During this year the global advertising industry will spend an estimated $600 billion advertising the products of the free enterprise system to consumers. That’s about $90 per person in the key markets of the world. The $500 billion will include $189 billion in America, $73 billion in China, $40 billion in Japan, $28 billion in Germany and $25 billion in Britain.  The biggest single advertising sector is personal care with Procter & Gamble Co., Unilever and L’Oréal the biggest three individual corporate spenders. It is amazing that capitalists as individuals are so attuned to the need to sell their individual products but so neglectful of the need to sell the system as a whole. It seems they can sell almost anything to anyone – including products we don’t really need – but can’t sell capitalism as a system. Next time the great and the good gather at the World Economic Forum in Davos they should consider how they might organise themselves a little better. They could begin by throwing a million or two in Max Roser’s direction. His World In Data project documents the historic progress that characterises our times.

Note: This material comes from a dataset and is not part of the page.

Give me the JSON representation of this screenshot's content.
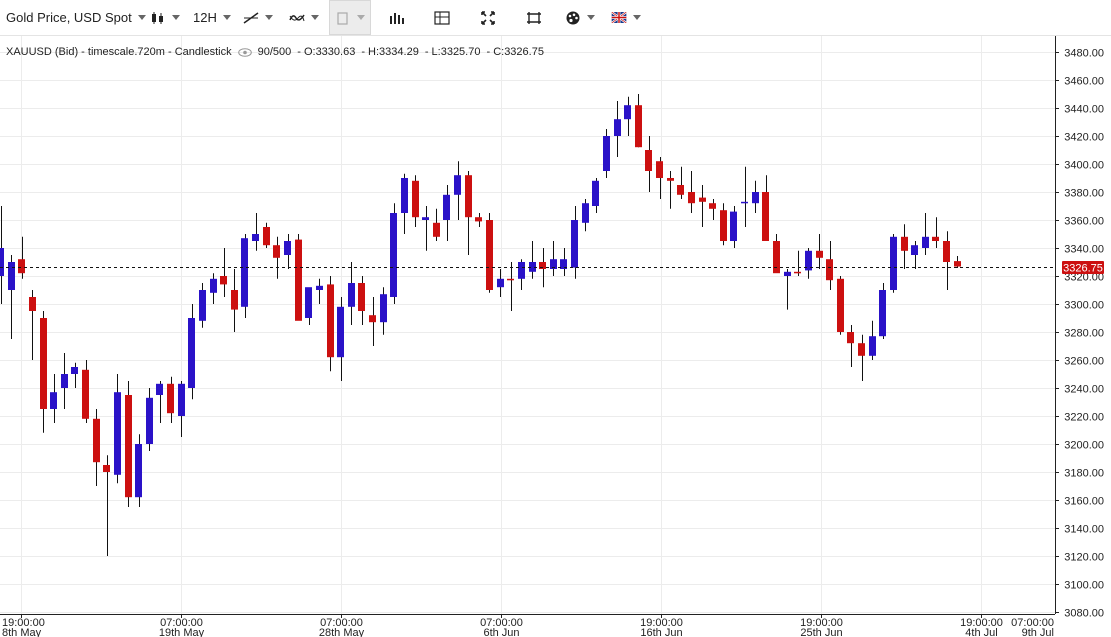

Capitalism doesn’t just have a marketing problem – it has more fundamental challenges too – but ignorance of its great achievements leaves it very vulnerable to ill-informed pontiffs – and to more dangerous enemies on the political left. Free marketeers need to get more organised. A lot more.

Tim Montgomerie is a columnist for the The Times, a Senior Fellow at Legatum Institute and co-founder of the new website The Good Right.